Hirschmüller proposed in this energy minimization method two smoothness constraints [44]: the constant penalty $P_1$ within the second term was introduced for pixels in the neighborhood, for which the disparity changes a little bit (i.e., by 1 pixel), and the larger constant penalty $P_2$ was introduced for large disparity changes. $P_1$ permits an adaptation to slanted or curved surfaces, while $P_2$ preserves discontinuities. T is the probability distribution of corresponding intensities in this equation.

The result of the SGM step is a 3D pointcloud of the observed scene (e.g., a building), which is the basis for subsequent 3D visualization (see Section 3.4).
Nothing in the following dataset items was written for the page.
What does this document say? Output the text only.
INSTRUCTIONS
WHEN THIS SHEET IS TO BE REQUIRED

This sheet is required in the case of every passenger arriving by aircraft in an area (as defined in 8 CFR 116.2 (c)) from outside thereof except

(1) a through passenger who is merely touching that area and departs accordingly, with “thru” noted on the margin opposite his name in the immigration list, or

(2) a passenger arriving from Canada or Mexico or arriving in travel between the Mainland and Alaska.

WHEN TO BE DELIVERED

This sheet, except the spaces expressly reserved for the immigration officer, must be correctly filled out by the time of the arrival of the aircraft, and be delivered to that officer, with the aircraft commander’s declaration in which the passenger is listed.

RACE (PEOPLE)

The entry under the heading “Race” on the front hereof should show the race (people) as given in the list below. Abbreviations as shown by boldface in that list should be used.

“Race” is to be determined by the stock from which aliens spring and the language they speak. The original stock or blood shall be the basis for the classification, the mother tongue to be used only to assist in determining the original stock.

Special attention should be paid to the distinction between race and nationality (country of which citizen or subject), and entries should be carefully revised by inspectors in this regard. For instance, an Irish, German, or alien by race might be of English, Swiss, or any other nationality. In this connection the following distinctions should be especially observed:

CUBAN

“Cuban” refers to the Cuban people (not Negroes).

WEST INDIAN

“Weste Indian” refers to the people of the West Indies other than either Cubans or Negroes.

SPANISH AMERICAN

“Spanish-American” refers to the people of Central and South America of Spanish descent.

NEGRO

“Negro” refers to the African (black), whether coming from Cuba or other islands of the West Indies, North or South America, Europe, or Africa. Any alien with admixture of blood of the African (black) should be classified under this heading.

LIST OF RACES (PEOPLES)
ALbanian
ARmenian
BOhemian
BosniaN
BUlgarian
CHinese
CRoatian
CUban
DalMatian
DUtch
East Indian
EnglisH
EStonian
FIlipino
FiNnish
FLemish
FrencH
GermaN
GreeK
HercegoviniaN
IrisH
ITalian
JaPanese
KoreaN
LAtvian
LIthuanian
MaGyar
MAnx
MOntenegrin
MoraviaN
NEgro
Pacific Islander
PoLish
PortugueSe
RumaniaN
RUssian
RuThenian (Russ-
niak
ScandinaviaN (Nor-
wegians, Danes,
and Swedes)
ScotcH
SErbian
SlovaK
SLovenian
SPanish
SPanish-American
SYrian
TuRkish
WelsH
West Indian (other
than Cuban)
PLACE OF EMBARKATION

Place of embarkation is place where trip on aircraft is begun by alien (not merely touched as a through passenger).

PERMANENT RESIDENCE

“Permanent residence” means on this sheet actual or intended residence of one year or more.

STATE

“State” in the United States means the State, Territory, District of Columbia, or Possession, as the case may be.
2.3. 3D Indoor Building Reconstruction with IPS

In order to calculate a 3D indoor vector model of the building (see Figure 2b), the oriented IPS images are preprocessed, i.e., performing the semi-global matching algorithm [44] to convert them into a 3D point cloud, as shown in Figure 2a. After preprocessing, the resulting high-resolution samples are manually subdivided into floors, rooms, and staircases, as shown as an example in Figure 3a. Next, each 3D cloud is projected onto the $x,y-$plane subdivided by a regular grid (see Figure 3b). The spacing of the grid needs to be adjusted empirically with respect to the residual noise of the points. For each grid cell its density, spatial distribution, and characteristic height histogram is computed and evaluated to identify potential facade pieces [13]. On the set of cell elements, which is considered a part of the facade, the regression line is estimated from the 2 × 2 covariance matrix of the confined point set. After effectively performing PCA, the eigenvector of the covariance matrix, which belongs to the greatest eigenvalue, denotes the direction of the best-fit line through the set of cell elements. A measure for its confidence can be obtained from the ratio ${\rho }_{min}=\frac{{\sigma }_{min}}{{\sigma }_{max}}$ of the square roots of the eigenvalues, which is the ratio of the standard deviations of the projected 3D points in the direction of the eigenvectors. After the line segments have been determined for individual grid cells, the computation of the regression line is extended to groups of adjacent cells in order to form facade fragments of the same orientation (see Figure 3c). For this purpose, the line direction of every cell in a local neighborhood of eight is compared pair-wise against the line direction of its center element using a fixed angular threshold. In case the directions match, the respective cells are added to the same cell set. This growth process is repeated until no more adjacent cells are left to be assigned. If a stable state is reached, a common regression line is estimated through the point set of every cell group. The resulting linear facade fragments are intersected if their endpoints are locally adjacent (Figure 3d) within the grid, forming a closed two-dimensional contour (Figure 3e). Finally, contour extruding is calculated, as shown in Figure 3f. The complete 3D vector model is shown in Figure 2b.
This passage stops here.